Sandrine Piau, figure incontournable du répertoire baroque, livre une prestation techniquement irréprochable, mais légèrement distante sur le plan émotionnel. Sa voix, toujours aussi pure et agile, semble peiner à capturer pleinement les contradictions de Lucrèce, entre tendresse et violence.
Amel Brahim-Djelloul, avec son timbre radieux, s’illustre dans les passages lyriques et introspectifs. Cependant, son interprétation manque parfois de profondeur dramatique, particulièrement dans les morceaux exigeant un investissement émotionnel plus intense.
Karine Deshayes, quant à elle, se démarque par une puissance vocale impressionnante et une diction parfaite. Elle impose une autorité naturelle, notamment dans les moments les plus théâtraux. Lucile Richardot, avec son timbre atypique, apporte une couleur sombre et captivante, bien qu’une certaine âpreté dans son émission puisse diviser les auditeurs.
L’ensemble Les Paladins offre une interprétation pleine de vitalité et d’intensité. Jérôme Correas dirige avec un sens aigu du drame, privilégiant des tempi rapides et une dynamique marquée. Toutefois, cette approche énergique se fait parfois au détriment des subtilités : les nuances sont moins bien exploitées, et certaines sections orchestrales manquent de clarté.
La prise de son met en valeur la richesse sonore de l’ensemble, mais tend à écraser les voix dans les passages les plus chargés. Ce déséquilibre affecte l’équilibre général et nuit à la lisibilité de certaines pages orchestrales.
Le choix des œuvres met en lumière une belle diversité de styles, allant d’airs célèbres à des pièces plus rares.
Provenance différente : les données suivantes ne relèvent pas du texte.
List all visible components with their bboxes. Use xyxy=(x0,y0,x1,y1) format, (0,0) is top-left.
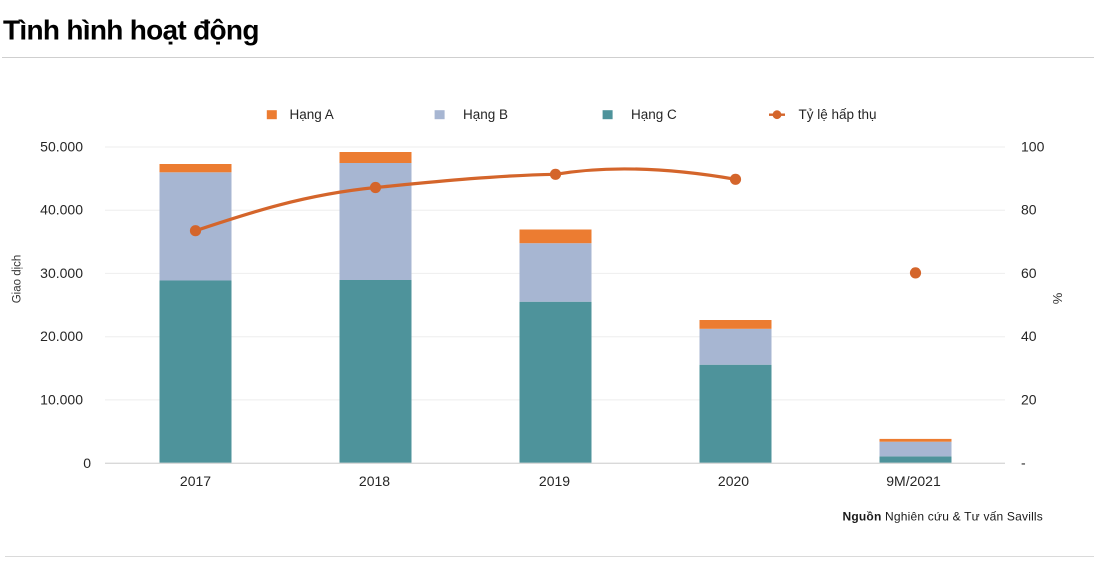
svg-text:20.000: 20.000 xyxy=(40,328,83,344)
svg-text:Tình hình hoạt động: Tình hình hoạt động xyxy=(3,15,259,46)
svg-text:50.000: 50.000 xyxy=(40,139,83,155)
svg-text:Tỷ lệ hấp thụ: Tỷ lệ hấp thụ xyxy=(799,107,877,122)
svg-text:10.000: 10.000 xyxy=(40,391,83,407)
svg-text:0: 0 xyxy=(83,455,91,471)
svg-text:Hạng A: Hạng A xyxy=(290,107,334,122)
svg-text:60: 60 xyxy=(1021,265,1037,281)
svg-text:%: % xyxy=(1050,292,1065,304)
svg-text:-: - xyxy=(1021,455,1026,471)
svg-text:40.000: 40.000 xyxy=(40,202,83,218)
svg-text:Giao dịch: Giao dịch xyxy=(12,255,24,304)
svg-text:Nguồn Nghiên cứu & Tư vấn Savi: Nguồn Nghiên cứu & Tư vấn Savills xyxy=(842,510,1043,524)
svg-text:40: 40 xyxy=(1021,328,1037,344)
svg-text:80: 80 xyxy=(1021,202,1037,218)
svg-text:Hạng B: Hạng B xyxy=(463,107,508,122)
svg-text:2019: 2019 xyxy=(539,473,570,489)
svg-text:2017: 2017 xyxy=(180,473,211,489)
svg-text:2018: 2018 xyxy=(359,473,390,489)
svg-text:20: 20 xyxy=(1021,391,1037,407)
svg-text:100: 100 xyxy=(1021,139,1045,155)
svg-text:2020: 2020 xyxy=(718,473,749,489)
svg-text:Hạng C: Hạng C xyxy=(631,107,677,122)
svg-text:9M/2021: 9M/2021 xyxy=(886,473,941,489)
svg-text:30.000: 30.000 xyxy=(40,265,83,281)
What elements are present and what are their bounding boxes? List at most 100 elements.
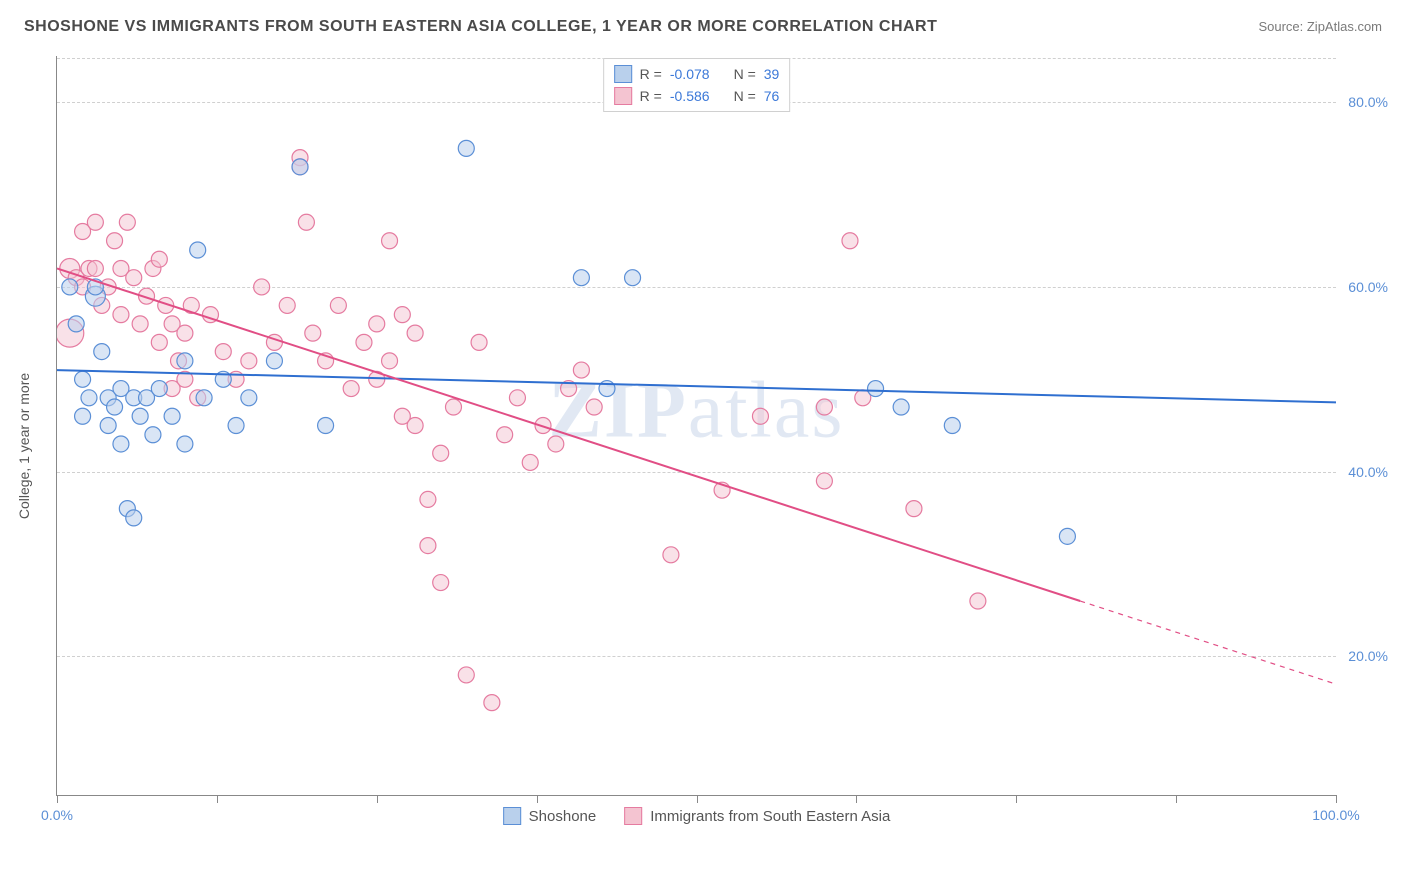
- data-point: [241, 353, 257, 369]
- data-point: [215, 344, 231, 360]
- data-point: [445, 399, 461, 415]
- data-point: [292, 159, 308, 175]
- data-point: [151, 334, 167, 350]
- data-point: [62, 279, 78, 295]
- data-point: [663, 547, 679, 563]
- x-tick: [57, 795, 58, 803]
- data-point: [433, 575, 449, 591]
- data-point: [94, 344, 110, 360]
- data-point: [113, 436, 129, 452]
- data-point: [433, 445, 449, 461]
- data-point: [330, 297, 346, 313]
- x-tick: [377, 795, 378, 803]
- legend-item-2: Immigrants from South Eastern Asia: [624, 807, 890, 825]
- data-point: [107, 399, 123, 415]
- data-point: [497, 427, 513, 443]
- data-point: [87, 260, 103, 276]
- scatter-svg: [57, 56, 1336, 795]
- data-point: [254, 279, 270, 295]
- data-point: [177, 436, 193, 452]
- data-point: [573, 362, 589, 378]
- data-point: [75, 371, 91, 387]
- legend-row-series-2: R = -0.586 N = 76: [614, 85, 780, 107]
- data-point: [87, 214, 103, 230]
- x-tick: [1176, 795, 1177, 803]
- data-point: [177, 353, 193, 369]
- data-point: [816, 399, 832, 415]
- data-point: [68, 316, 84, 332]
- data-point: [196, 390, 212, 406]
- y-axis-label: College, 1 year or more: [16, 373, 32, 519]
- data-point: [944, 418, 960, 434]
- x-tick: [697, 795, 698, 803]
- x-tick-label: 0.0%: [41, 807, 73, 823]
- data-point: [151, 381, 167, 397]
- data-point: [132, 316, 148, 332]
- data-point: [318, 418, 334, 434]
- source-label: Source: ZipAtlas.com: [1258, 19, 1382, 34]
- data-point: [625, 270, 641, 286]
- data-point: [471, 334, 487, 350]
- legend-label-2: Immigrants from South Eastern Asia: [650, 808, 890, 825]
- y-tick-label: 60.0%: [1348, 279, 1388, 295]
- data-point: [228, 418, 244, 434]
- data-point: [586, 399, 602, 415]
- y-tick-label: 40.0%: [1348, 464, 1388, 480]
- legend-series: Shoshone Immigrants from South Eastern A…: [503, 807, 891, 825]
- data-point: [190, 242, 206, 258]
- data-point: [522, 454, 538, 470]
- data-point: [107, 233, 123, 249]
- data-point: [75, 408, 91, 424]
- data-point: [970, 593, 986, 609]
- data-point: [164, 408, 180, 424]
- data-point: [382, 233, 398, 249]
- data-point: [407, 325, 423, 341]
- data-point: [509, 390, 525, 406]
- data-point: [343, 381, 359, 397]
- data-point: [420, 538, 436, 554]
- data-point: [177, 325, 193, 341]
- data-point: [484, 695, 500, 711]
- data-point: [382, 353, 398, 369]
- data-point: [458, 667, 474, 683]
- legend-row-series-1: R = -0.078 N = 39: [614, 63, 780, 85]
- data-point: [305, 325, 321, 341]
- data-point: [241, 390, 257, 406]
- data-point: [126, 510, 142, 526]
- data-point: [266, 353, 282, 369]
- chart-container: College, 1 year or more ZIPatlas R = -0.…: [48, 56, 1378, 836]
- trend-line: [57, 268, 1080, 601]
- data-point: [145, 427, 161, 443]
- data-point: [369, 316, 385, 332]
- x-tick: [1336, 795, 1337, 803]
- swatch-series-1-bottom: [503, 807, 521, 825]
- data-point: [420, 491, 436, 507]
- data-point: [1059, 528, 1075, 544]
- data-point: [113, 307, 129, 323]
- swatch-series-1: [614, 65, 632, 83]
- y-tick-label: 80.0%: [1348, 94, 1388, 110]
- chart-title: SHOSHONE VS IMMIGRANTS FROM SOUTH EASTER…: [24, 18, 937, 36]
- x-tick: [217, 795, 218, 803]
- x-tick: [537, 795, 538, 803]
- data-point: [816, 473, 832, 489]
- data-point: [100, 418, 116, 434]
- data-point: [868, 381, 884, 397]
- data-point: [279, 297, 295, 313]
- data-point: [458, 140, 474, 156]
- data-point: [81, 390, 97, 406]
- x-tick: [856, 795, 857, 803]
- data-point: [394, 307, 410, 323]
- x-tick: [1016, 795, 1017, 803]
- data-point: [842, 233, 858, 249]
- data-point: [151, 251, 167, 267]
- legend-item-1: Shoshone: [503, 807, 597, 825]
- swatch-series-2: [614, 87, 632, 105]
- swatch-series-2-bottom: [624, 807, 642, 825]
- data-point: [407, 418, 423, 434]
- data-point: [548, 436, 564, 452]
- data-point: [356, 334, 372, 350]
- plot-area: ZIPatlas R = -0.078 N = 39 R = -0.586 N …: [56, 56, 1336, 796]
- data-point: [126, 270, 142, 286]
- y-tick-label: 20.0%: [1348, 648, 1388, 664]
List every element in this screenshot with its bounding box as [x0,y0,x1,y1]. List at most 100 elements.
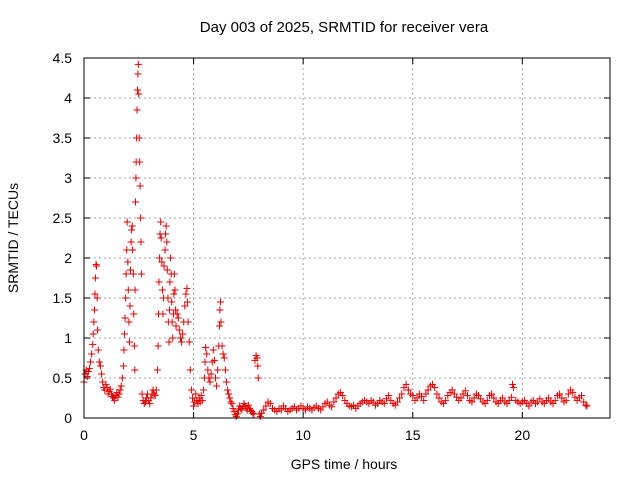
data-point-marker [215,322,223,330]
data-point-marker [413,394,421,402]
data-point-marker [128,222,136,230]
data-point-marker [174,314,182,322]
data-point-marker [209,346,217,354]
data-point-marker [435,394,443,402]
data-point-marker [175,326,183,334]
y-tick-label: 1.5 [53,290,73,306]
data-point-marker [126,302,134,310]
data-point-marker [385,392,393,400]
data-point-marker [137,238,145,246]
data-point-marker [330,398,338,406]
data-point-marker [168,318,176,326]
data-point-marker [468,398,476,406]
data-point-marker [117,382,125,390]
data-point-marker [151,392,159,400]
data-point-marker [133,86,141,94]
data-point-marker [490,394,498,402]
data-point-marker [569,388,577,396]
data-point-marker [442,396,450,404]
data-point-marker [203,350,211,358]
data-point-marker [210,356,218,364]
data-point-marker [433,390,441,398]
data-point-marker [153,366,161,374]
data-point-marker [134,60,142,68]
data-point-marker [409,392,417,400]
data-point-marker [167,254,175,262]
data-point-marker [168,298,176,306]
data-point-marker [103,384,111,392]
data-point-marker [188,394,196,402]
data-point-marker [94,326,102,334]
y-axis-label: SRMTID / TECUs [5,183,21,293]
data-point-marker [87,358,95,366]
data-point-marker [157,218,165,226]
data-point-marker [173,310,181,318]
data-point-marker [228,400,236,408]
data-point-marker [254,362,262,370]
data-point-marker [131,286,139,294]
x-tick-label: 15 [405,427,421,443]
data-point-marker [564,390,572,398]
data-point-marker [525,402,533,410]
data-point-marker [398,390,406,398]
data-point-marker [184,318,192,326]
plot-frame [83,57,611,419]
x-tick-label: 10 [295,427,311,443]
data-point-marker [328,403,336,411]
data-point-marker [464,392,472,400]
data-point-marker [92,262,100,270]
data-point-marker [339,392,347,400]
data-point-marker [254,374,262,382]
data-point-marker [583,402,591,410]
data-points [80,60,591,420]
data-point-marker [260,406,268,414]
data-point-marker [162,230,170,238]
data-point-marker [218,342,226,350]
data-point-marker [199,386,207,394]
data-point-marker [95,358,103,366]
data-point-marker [551,396,559,404]
data-point-marker [163,266,171,274]
x-tick-label: 0 [80,427,88,443]
data-point-marker [96,362,104,370]
data-point-marker [204,366,212,374]
data-point-marker [431,384,439,392]
data-point-marker [102,380,110,388]
data-point-marker [499,394,507,402]
data-point-marker [179,330,187,338]
data-point-marker [158,286,166,294]
data-point-marker [131,366,139,374]
data-point-marker [85,364,93,372]
data-point-marker [562,396,570,404]
data-point-marker [186,366,194,374]
data-point-marker [181,302,189,310]
data-point-marker [93,294,101,302]
data-point-marker [159,310,167,318]
data-point-marker [136,182,144,190]
data-point-marker [201,358,209,366]
y-tick-label: 2 [64,250,72,266]
data-point-marker [126,266,134,274]
data-point-marker [170,290,178,298]
y-tick-label: 4.5 [53,50,73,66]
data-point-marker [141,398,149,406]
data-point-marker [227,398,235,406]
data-point-marker [154,342,162,350]
data-point-marker [137,270,145,278]
data-point-marker [558,394,566,402]
data-point-marker [380,400,388,408]
data-point-marker [448,386,456,394]
data-point-marker [422,390,430,398]
data-point-marker [233,410,241,418]
data-point-marker [219,350,227,358]
data-point-marker [202,344,210,352]
data-point-marker [150,390,158,398]
data-point-marker [160,262,168,270]
data-point-marker [213,382,221,390]
data-point-marker [129,270,137,278]
data-point-marker [116,386,124,394]
data-point-marker [393,398,401,406]
y-tick-label: 3 [64,170,72,186]
data-point-marker [220,354,228,362]
data-point-marker [90,318,98,326]
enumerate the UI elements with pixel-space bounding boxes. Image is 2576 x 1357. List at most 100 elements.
Si cette variété enrichit le programme, elle en compromet également l’unité. Certains morceaux s’intègrent mal dans la trame narrative, donnant une impression de compilation plutôt que de cohérence thématique.
Verdict
Lucrezia est un enregistrement qui séduira par moments, mais qui laisse un goût d’inachevé. Les interprètes et l’ensemble offrent des instants de grâce et d’intensité, mais l’absence d’une direction artistique plus affirmée empêche l’ensemble de s’élever au niveau des grands enregistrements du genre.